Article by *Trent Munday, Vice President , STEINER SPA CONSULTING *
In the official press release from Hyatt, CEO Mark Hoplamazian said “…wellness is an area that is becoming increasingly important to our guests…” and also spoke about Hyatt extending into “…adjacent places beyond traditional hotel stays…”. So basically, what Hyatt seem to be saying is that wellness in hotels and resorts is an important space for them to be in and in buying Miraval they will not only be able to help grow that brand but also enhance the wellness elements in their other hotel brands too. Personally, I can’t help but think that this acquisition is also at least in some way a response to the recent mega mergers between some of Hyatt’s competition.

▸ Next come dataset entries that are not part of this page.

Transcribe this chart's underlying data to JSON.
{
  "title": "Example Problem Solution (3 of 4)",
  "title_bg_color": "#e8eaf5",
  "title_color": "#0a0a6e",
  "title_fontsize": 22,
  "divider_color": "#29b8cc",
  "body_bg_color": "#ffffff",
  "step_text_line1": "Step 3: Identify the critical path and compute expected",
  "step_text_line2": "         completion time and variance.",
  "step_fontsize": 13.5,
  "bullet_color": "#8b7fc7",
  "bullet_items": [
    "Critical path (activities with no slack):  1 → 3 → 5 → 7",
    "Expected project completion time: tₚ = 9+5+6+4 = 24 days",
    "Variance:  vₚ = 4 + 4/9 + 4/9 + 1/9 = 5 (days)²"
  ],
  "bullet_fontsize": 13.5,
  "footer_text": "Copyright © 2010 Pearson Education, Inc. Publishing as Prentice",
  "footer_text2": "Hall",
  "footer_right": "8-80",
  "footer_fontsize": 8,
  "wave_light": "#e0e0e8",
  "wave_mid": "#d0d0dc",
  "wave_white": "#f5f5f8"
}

However, I think this acquisition may just be end up being a boarder play than it appears. It stands to reason that smart hotel brands today are looking for more ways to engage with their guests, not just when they are in the hotel but also when they are not. The more constant the contact with the brand, the stronger the connection and ultimately the more valuable the relationship – to both sides. It is part of the logic behind the strategy of hotels selling their beds, linens and housewares, etc. to guests. Take the experience home with you, is the pitch. The end-result of which is you now have an ongoing connection with the brand.

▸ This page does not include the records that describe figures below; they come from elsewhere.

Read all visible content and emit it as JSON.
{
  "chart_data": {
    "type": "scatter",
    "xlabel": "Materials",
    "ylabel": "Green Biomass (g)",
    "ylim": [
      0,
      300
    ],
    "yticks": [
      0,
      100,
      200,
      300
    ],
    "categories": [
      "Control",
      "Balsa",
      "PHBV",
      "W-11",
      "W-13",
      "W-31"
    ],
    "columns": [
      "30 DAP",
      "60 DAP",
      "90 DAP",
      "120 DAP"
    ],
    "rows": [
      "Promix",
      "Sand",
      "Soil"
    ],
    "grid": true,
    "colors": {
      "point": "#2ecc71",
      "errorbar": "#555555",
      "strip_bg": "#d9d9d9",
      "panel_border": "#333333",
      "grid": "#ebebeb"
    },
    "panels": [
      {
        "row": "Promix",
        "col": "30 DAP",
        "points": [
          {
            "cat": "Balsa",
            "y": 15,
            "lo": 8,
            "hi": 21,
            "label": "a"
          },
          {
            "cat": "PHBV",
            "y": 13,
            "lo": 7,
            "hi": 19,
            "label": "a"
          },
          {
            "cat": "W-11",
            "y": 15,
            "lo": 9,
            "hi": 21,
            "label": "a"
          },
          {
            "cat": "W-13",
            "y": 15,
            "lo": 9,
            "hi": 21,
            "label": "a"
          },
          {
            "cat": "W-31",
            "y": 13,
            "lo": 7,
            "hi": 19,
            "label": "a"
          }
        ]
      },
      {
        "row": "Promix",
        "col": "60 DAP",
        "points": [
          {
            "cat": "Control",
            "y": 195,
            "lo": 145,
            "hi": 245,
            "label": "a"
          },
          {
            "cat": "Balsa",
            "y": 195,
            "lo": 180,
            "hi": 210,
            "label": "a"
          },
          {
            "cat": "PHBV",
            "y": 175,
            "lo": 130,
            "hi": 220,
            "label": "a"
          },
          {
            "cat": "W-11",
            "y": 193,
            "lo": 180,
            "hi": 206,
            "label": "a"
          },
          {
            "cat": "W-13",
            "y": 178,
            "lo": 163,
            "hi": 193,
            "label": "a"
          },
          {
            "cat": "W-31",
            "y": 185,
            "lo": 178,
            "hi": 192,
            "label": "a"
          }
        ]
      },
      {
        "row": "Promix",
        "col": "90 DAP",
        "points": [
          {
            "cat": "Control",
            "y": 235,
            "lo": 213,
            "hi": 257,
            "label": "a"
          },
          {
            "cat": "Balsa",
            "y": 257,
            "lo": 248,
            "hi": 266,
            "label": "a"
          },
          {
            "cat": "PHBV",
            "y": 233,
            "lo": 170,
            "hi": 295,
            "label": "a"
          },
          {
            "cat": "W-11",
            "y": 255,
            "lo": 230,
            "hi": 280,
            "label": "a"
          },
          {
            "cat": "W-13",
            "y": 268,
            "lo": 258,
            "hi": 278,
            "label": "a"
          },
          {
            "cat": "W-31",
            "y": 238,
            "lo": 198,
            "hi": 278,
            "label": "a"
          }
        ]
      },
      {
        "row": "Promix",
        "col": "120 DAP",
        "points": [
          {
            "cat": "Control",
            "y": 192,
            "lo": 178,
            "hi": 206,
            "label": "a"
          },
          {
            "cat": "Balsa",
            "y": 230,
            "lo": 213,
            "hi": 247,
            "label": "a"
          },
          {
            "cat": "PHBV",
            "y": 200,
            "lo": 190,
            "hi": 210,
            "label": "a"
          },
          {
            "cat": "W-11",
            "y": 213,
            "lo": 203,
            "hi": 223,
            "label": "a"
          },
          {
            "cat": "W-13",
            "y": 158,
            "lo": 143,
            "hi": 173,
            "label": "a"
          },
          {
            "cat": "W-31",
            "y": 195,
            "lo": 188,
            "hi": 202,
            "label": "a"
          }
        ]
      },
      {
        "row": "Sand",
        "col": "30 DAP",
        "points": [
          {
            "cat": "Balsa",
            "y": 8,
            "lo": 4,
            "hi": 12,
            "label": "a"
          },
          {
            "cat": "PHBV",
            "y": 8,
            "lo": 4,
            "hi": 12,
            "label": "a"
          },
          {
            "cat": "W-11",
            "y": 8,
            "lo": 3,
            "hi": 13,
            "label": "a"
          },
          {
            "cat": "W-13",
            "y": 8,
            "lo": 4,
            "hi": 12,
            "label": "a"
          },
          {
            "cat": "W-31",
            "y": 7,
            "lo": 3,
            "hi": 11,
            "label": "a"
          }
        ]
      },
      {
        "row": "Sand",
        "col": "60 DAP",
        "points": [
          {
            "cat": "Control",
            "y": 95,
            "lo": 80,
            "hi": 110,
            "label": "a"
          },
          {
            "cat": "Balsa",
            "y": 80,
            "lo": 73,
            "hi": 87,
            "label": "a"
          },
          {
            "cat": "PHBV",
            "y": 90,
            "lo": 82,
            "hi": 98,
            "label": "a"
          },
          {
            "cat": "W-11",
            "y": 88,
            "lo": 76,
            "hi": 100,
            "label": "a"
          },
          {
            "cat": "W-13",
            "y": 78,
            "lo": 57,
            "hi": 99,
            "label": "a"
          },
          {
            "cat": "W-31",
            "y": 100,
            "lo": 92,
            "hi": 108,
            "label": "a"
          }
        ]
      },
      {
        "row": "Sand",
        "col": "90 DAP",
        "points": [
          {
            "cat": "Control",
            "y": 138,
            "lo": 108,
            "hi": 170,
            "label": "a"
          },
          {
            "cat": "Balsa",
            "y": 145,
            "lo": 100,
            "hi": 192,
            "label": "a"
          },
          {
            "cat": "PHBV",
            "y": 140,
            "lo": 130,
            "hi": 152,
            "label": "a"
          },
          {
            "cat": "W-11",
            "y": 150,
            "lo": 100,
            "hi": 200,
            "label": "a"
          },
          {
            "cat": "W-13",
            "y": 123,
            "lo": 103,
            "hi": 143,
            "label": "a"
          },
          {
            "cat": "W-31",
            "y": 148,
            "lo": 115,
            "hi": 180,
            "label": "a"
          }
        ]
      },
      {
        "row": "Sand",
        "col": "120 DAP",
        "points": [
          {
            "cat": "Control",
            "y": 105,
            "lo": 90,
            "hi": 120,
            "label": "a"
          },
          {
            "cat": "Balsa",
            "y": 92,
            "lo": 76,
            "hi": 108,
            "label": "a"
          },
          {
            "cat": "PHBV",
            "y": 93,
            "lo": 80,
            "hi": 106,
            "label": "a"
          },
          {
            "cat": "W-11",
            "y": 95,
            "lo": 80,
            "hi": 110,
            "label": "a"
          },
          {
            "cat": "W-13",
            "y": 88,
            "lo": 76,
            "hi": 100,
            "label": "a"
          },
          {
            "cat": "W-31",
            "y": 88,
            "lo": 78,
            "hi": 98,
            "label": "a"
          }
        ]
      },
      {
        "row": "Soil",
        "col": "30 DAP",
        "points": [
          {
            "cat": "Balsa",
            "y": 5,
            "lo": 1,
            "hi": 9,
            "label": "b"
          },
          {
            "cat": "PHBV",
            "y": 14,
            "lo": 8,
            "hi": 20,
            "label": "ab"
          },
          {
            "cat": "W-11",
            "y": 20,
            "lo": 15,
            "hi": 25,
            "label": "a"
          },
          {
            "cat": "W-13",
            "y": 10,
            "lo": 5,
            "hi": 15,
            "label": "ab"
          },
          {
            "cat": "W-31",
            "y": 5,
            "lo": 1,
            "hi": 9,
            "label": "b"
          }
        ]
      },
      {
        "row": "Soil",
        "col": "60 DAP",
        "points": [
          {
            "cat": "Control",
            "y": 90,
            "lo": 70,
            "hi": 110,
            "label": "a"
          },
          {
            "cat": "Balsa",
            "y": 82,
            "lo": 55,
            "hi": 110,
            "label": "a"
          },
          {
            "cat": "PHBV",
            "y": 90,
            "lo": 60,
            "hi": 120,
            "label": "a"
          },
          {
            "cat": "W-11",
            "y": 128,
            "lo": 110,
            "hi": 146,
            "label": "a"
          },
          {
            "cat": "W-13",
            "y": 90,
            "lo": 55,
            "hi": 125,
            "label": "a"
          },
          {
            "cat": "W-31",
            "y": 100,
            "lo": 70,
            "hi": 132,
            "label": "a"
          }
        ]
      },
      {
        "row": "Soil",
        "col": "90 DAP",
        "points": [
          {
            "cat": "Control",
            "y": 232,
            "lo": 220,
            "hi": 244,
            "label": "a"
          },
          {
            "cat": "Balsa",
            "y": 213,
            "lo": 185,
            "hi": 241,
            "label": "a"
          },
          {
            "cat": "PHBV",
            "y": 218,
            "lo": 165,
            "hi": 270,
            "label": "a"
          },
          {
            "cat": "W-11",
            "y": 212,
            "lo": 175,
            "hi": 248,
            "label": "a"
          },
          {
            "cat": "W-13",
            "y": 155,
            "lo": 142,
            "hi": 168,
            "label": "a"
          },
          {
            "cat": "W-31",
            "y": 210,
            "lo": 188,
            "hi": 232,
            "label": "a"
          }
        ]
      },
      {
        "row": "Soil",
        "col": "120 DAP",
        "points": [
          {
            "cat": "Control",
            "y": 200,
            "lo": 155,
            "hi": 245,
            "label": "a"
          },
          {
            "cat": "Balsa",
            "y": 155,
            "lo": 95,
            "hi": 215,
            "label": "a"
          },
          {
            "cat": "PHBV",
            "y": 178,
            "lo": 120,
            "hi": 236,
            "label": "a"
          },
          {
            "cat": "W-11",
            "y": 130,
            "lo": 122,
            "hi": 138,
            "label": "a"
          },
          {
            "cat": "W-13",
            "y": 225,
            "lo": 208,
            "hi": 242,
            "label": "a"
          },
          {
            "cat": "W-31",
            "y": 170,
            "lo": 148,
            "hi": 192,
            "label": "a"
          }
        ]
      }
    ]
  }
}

Miraval is in the wellness business. The spa and wellness industry as we know it today began to develop in the late 1990’s. Admittedly, there were a few health resorts developed a decade or two earlier, but these were the outliers. The widespread introduction of hotel and resort spas started in the mid 1990’s and by the 2000’s was in full swing. And for many spa goers, it was a hotel that first introduced them to the concept of spa and provided their first spa experience. Today, guests have come to expect a spa as a standard facility in any reputable 4 or 5 star hotel.
So where is all this heading?
Well, there’s an interesting thing happening in and around the spa industry. Whereas in the past spas have focused more on either pampering or beauty, these days they are leaning more towards wellness. Instead of just providing a massage or a facial, spas are looking to provide treatments and services that can actually make a real difference to your overall health and well-being. At the same time, as guests become more educated about their own personal health and well-being and the long-term consequences of not taking care of themselves, they are more focused than ever on wanting to live well. Wellness is no longer what you do when you go away to spa resort for 2 weeks a year. Instead, wellness is something that needs to be part of your day to day lifestyle. This trend also ties in with another push we have seen to keep people healthy and well, that of Corporate Wellness.
Ah ha! There it is. Can you see it now?
Wellness is becoming an ongoing, day to day thing. Something people do in their daily lives. Hotels are looking for ways to create ongoing connections with guests, both during their hotel say and after. And…BOOM GOES THE DYNAMITE!
With the purchase of Miraval, Hyatt is now perfectly positioned to extend their brand into not only the homes but the day to day lives of their guests.
At work, at home, in hotels – live well with Hyatt.
I think I may have just created the next tagline for Hyatt hotels.